The bioinformatics tools offered by Denmark’s CLC Bio are like “a Swiss Army knife for genomic data analysis,” says Thomas Knudsen, CEO. The company develops and markets software for the analysis of high-throughput sequencing (HTS) data and says its bioinformatics algorithms are wrapped in a user-friendly graphical interface.
Brothers Bjarne Knudsen, Ph.D., and Thomas Knudsen started CLC Bio in 2005 by offering a free software program known as CLC Sequence Viewer. Dr. Knudsen, a bioinformatics expert, created the technical aspects of the software, while Thomas Knudsen serves as CEO.
The Sequence Viewer software remains free and can be downloaded from the company’s website. In the first year, 100,000 downloads occurred, and by 2008, the number of downloads passed one million. When first launched, the software was “a powerful and intuitive way to show people how to do bioinformatics,” says Thomas Knudsen. Although designed for first-generation sequence data, he believes that the software makes a good teaching tool for students in molecular biology.
In 2007, the company switched its focus to the analysis of next-generation sequencing data. The CLC Genomics Workbench, released in 2008, analyzes data from second-generation HTS instruments. Whereas first-generation sequencing machines typically generate 0.1 megabases of data per run, second-generation instruments can spew out up to 40,000 megabases in a single run, explains Knudsen. In fact, the amount of genomic sequencing data increases 10-fold every 18 months. “So there’s a critical demand for solutions that are really adept at handling and analyzing these huge amounts of data,” he says.
The CLC Genomics Workbench is a comprehensive package that analyzes and visualizes data from all major next-generation HTS platforms, such as SOLiD by Applied Biosystems, 454 GSflx by Roche, and Solexa by Illumina. When first launched, “no other companies were doing this,” says Knudsen. “We had a head start in the market, making us a premiere solution provider.”
Users of CLC Bio’s software are not locked into a single platform, but can use any or all HTS machines. Because different sequencing instruments offer different advantages, it makes sense to mix datasets into hybrid assemblies, Knudsen notes. This overlying strategy extends to software in development to handle the hundreds of thousands of reads generated by upcoming third-generation sequencers. “A key to our success is that our customers can mix data, and that will continue with new platforms,” he says.

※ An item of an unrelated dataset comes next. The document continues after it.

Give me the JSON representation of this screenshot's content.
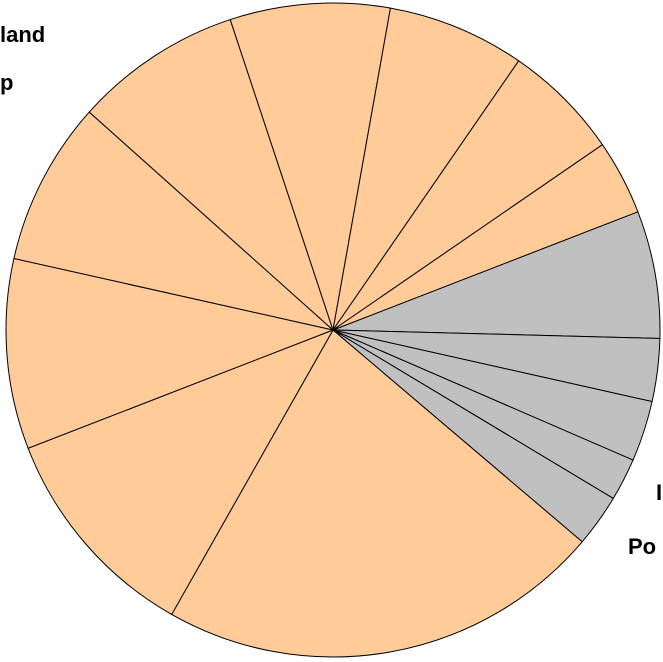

Early in 2010, the company released version 2.0 of the CLC Genomics Server, an enterprise platform for next-generation sequencing data analysis. CLC Bio describes the Genomics Server a bioinformatics solution built on a three-tier server architecture. The company says that the server provides flexible options for executing centralized services, easy integration with other applications and services, powerful database communication and data integration, and a secure access control framework and central-action logging.
Version 2.0 of the CLC Genomics Server includes a wider range of features for handling HTS data, says Knudsen. He notes some key improvements to this version, including capabilities for parallel job executions on multiple computers through multiple job nodes, integration of third-party command-line tools and algorithms, support for file sharing and data management, and additional HTS analyses such as digital gene expression for RNA sequencing, SNP and DIP detection, and ChIP-seq analysis.